Build sources widely
Network with and cultivate sources among academics and researchers. Also include the voices and perspectives of young people in your reporting - they have a right to be heard, and journalists have a responsibility to listen to them.
Follow the research
More and more research is focused on the effects climate change can have on the body. For example, air pollution is widely known to damage our lungs. But recent research shows it doesn’t just have respiratory effects - black carbon can also affect pregnancy and developing fetuses too.
Break topics down
Climate change can be an overwhelmingly vast topic for both journalists and their audiences. It can be helpful, therefore, to clearly break down chains of cause and effect. For example, climate change-induced food insecurity can have a hugely detrimental impact, because we know how important nutrition is for the physical and neurological development of young children.

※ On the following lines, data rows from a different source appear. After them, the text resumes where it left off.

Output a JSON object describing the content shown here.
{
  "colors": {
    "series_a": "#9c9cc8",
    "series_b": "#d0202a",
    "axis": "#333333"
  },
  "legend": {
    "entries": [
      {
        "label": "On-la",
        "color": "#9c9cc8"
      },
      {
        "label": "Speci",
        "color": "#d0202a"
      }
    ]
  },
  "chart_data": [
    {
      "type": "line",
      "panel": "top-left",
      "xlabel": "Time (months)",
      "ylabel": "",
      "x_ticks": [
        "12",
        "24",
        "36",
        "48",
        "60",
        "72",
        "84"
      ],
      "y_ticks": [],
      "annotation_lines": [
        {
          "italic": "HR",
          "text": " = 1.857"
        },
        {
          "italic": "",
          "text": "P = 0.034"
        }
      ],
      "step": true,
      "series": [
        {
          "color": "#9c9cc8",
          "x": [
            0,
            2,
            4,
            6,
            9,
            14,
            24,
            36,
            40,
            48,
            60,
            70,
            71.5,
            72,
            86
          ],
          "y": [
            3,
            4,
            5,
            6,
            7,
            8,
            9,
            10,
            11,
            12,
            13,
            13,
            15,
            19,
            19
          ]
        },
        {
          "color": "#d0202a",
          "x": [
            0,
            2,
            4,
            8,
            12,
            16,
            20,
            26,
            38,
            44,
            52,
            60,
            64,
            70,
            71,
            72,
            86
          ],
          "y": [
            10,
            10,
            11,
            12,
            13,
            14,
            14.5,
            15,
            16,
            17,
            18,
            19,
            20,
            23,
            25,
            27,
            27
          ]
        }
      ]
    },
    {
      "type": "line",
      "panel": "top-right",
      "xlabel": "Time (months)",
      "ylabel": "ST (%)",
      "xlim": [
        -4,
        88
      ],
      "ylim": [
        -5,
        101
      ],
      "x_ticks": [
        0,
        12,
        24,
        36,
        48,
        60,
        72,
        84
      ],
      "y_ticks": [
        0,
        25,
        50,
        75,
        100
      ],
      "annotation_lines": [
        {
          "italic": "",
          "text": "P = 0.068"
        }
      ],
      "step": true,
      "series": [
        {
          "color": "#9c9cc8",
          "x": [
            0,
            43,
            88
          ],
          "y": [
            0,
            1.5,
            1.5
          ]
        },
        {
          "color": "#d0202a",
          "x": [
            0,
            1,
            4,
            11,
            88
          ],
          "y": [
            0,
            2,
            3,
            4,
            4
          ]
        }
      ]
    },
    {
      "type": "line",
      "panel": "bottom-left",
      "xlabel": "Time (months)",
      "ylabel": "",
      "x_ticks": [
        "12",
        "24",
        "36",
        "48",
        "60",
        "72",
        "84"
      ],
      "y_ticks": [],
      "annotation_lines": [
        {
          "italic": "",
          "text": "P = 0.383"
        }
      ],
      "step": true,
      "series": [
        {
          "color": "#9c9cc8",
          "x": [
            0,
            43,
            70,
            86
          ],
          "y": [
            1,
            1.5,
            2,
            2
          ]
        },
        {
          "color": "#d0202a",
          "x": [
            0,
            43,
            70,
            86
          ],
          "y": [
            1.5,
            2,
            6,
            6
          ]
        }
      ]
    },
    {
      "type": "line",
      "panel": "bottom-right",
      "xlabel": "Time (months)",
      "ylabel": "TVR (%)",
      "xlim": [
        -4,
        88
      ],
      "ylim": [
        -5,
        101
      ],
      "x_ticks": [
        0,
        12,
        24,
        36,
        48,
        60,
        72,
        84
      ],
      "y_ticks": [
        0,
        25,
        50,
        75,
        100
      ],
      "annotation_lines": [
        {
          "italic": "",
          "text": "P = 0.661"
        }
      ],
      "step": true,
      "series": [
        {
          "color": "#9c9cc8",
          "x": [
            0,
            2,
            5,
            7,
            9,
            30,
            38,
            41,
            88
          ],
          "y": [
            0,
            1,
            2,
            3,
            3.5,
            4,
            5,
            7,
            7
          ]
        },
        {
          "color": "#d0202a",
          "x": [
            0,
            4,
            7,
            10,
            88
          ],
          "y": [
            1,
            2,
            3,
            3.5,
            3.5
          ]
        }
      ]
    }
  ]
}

Make your content accessible
Climate change particularly impacts deprived communities, who might not have access to certain outlets. Think deeply, therefore, about how your work can reach them. Are you using a relevant language or dialect? Can you harness the power of social media more effectively? Can you partner with a community outlet?
Empower young people
Journalists, understandably, might feel nervous when interviewing children whose lives have been upended by climate change. Although there are, of course, increased sensitivities when covering such stories, don’t underestimate young people. In fact, many find it empowering to speak out, to feel they are forming part of the solution.